American baseball player (born 1996)

Griffin Daniel Roberts (born June 13, 1996) is an American former professional baseball pitcher. Roberts was drafted by the St. Louis Cardinals in the 1st round of the 2018 Major League Baseball draft. Despite this, he never played in the major leagues after spending parts of four seasons in the Cardinals system.

==Amateur career==
Roberts graduated from James River High School in Midlothian, Virginia. As a senior, he pitched to a 6–0 record with a 1.24 ERA. He was not selected out of high school in the 2015 Major League Baseball draft and he enrolled at Wake Forest University where he played college baseball for the Wake Forest Demon Deacons.

In 2016, as a freshman, Roberts struggled with his command. In 15 2/3 innings pitched that year, he walked 18 batters, threw seven wild pitches, and hit five batters while compiling a 9.19 ERA. As a sophomore in 2017, he greatly improved, and became Wake Forest's closer, finishing the year with a 2–5 record, a 2.19 ERA, and eight saves to go along with striking out 80 batters in 53 1/3 innings. He was named to the All-ACC Second Team.
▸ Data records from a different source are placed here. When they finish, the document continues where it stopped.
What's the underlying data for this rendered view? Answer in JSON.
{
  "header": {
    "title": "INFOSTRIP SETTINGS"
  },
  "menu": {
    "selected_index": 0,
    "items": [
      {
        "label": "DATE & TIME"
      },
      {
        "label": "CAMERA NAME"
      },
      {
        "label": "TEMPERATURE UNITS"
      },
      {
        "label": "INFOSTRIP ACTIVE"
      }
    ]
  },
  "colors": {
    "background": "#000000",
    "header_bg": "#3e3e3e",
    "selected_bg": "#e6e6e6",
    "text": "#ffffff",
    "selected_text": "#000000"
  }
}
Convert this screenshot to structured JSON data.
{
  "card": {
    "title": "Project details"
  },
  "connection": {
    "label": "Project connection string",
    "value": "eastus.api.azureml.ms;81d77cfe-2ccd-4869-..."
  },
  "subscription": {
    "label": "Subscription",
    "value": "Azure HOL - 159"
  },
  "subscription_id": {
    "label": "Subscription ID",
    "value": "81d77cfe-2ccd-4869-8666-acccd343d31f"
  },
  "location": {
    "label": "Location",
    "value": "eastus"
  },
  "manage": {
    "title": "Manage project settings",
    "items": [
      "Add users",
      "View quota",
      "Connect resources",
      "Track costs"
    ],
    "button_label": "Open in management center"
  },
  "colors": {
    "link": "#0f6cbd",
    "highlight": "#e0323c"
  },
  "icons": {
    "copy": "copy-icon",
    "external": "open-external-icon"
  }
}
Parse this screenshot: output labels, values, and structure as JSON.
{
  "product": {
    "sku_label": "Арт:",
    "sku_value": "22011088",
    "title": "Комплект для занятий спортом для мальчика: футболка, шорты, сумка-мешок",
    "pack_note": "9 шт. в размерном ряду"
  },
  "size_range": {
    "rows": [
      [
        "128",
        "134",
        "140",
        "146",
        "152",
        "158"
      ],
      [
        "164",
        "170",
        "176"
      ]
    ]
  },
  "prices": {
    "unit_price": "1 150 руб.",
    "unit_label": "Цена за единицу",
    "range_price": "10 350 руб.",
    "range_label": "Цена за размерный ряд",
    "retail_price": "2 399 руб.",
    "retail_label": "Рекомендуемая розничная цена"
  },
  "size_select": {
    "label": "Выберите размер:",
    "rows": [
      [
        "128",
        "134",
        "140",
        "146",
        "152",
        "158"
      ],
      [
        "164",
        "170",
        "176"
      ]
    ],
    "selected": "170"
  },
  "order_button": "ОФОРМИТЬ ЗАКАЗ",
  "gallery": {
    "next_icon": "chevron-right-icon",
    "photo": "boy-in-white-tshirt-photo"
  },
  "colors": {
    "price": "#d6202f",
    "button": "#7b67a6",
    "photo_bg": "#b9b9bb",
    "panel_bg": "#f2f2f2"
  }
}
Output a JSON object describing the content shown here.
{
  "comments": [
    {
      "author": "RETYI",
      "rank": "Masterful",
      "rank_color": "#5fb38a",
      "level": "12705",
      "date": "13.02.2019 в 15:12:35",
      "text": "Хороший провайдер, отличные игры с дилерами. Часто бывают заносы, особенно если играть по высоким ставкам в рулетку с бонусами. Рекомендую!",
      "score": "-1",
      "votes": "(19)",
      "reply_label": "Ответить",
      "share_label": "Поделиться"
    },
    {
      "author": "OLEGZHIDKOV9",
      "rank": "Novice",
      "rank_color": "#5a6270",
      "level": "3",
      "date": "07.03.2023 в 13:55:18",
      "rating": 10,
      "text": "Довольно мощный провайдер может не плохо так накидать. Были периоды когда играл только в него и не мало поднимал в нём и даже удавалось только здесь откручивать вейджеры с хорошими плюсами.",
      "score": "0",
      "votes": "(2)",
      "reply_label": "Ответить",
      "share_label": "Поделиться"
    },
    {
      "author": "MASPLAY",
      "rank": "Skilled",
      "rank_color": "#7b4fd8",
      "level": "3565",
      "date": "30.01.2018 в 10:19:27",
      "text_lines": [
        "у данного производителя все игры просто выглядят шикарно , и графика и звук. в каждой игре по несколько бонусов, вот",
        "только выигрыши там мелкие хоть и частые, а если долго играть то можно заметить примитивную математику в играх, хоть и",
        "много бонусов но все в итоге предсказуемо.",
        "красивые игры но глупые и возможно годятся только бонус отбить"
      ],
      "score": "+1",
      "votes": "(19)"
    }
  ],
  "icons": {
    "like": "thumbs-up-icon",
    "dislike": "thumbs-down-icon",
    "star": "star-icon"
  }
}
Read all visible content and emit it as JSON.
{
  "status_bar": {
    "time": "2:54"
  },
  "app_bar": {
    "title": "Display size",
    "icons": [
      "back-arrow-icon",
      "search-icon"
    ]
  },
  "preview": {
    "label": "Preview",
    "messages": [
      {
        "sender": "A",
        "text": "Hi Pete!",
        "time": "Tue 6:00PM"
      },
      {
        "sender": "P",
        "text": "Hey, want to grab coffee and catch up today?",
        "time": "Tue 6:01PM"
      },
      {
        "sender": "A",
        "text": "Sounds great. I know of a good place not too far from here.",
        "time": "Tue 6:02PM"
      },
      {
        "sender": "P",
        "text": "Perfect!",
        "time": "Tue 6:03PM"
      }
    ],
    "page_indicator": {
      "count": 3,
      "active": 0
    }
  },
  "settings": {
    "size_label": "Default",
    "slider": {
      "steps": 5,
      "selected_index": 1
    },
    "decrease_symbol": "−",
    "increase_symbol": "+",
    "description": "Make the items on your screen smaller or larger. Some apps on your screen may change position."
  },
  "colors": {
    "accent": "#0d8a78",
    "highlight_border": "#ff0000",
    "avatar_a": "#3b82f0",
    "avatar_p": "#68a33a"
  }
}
After his sophomore year, Roberts was drafted by the Minnesota Twins in the 29th round of the 2017 Major League Baseball draft, but he did not sign and returned to Wake Forest. That same summer, he played collegiate summer baseball for the Wareham Gatemen of the Cape Cod Baseball League, and was named a league all-star. As a junior in 2018, he transitioned into a starting pitcher, and became Wake Forest's Friday night starter, going 5–4 with a 3.82 ERA while striking out an ACC-best 130 batters in 96 2/3 innings. He was named to the All-ACC Second Team for the second season in a row.

==Professional career==
===St. Louis Cardinals===
Roberts was selected by the St. Louis Cardinals with the 43rd overall selection in the 2018 Major League Baseball draft. Roberts agreed to terms with the Cardinals and received a $1,664,200 signing bonus. He made seven appearances for the Gulf Coast Cardinals of the Rookie-level Gulf Coast League and one appearance for the Palm Beach Cardinals of the Class A-Advanced Florida State League, pitching to a combined 5.59 ERA over 9 2/3 innings. After the season, he was suspended 50 games for his second positive test for a drug of abuse. Roberts was activated from his suspension on May 29, 2019, and was assigned to Palm Beach. Over 15 games (13 starts) with Palm Beach, Roberts went 1–7 with a 6.44 ERA, striking out 36 while walking 35 over 65 2/3 innings. He was selected to play in the Arizona Fall League for the Glendale Desert Dogs following the season.

Roberts did not play a minor league game in 2020 due to the cancellation of the minor league season caused by the COVID-19 pandemic. To begin 2021, he was assigned to the Springfield Cardinals of the Double-A Central, but appeared in only two games for the season. He split the 2022 season between the Florida Complex League Cardinals, Palm Beach, and Springfield, posting a 9.25 ERA with 37 strikeouts and 26 walks over 24 1/3 innings.

Roberts was released by the Cardinals organization on March 30, 2023.

===Spire City Ghost Hounds===
On August 8, 2023, Roberts signed with the Spire City Ghost Hounds of the Atlantic League of Professional Baseball. However, two days later, Roberts retired from professional baseball.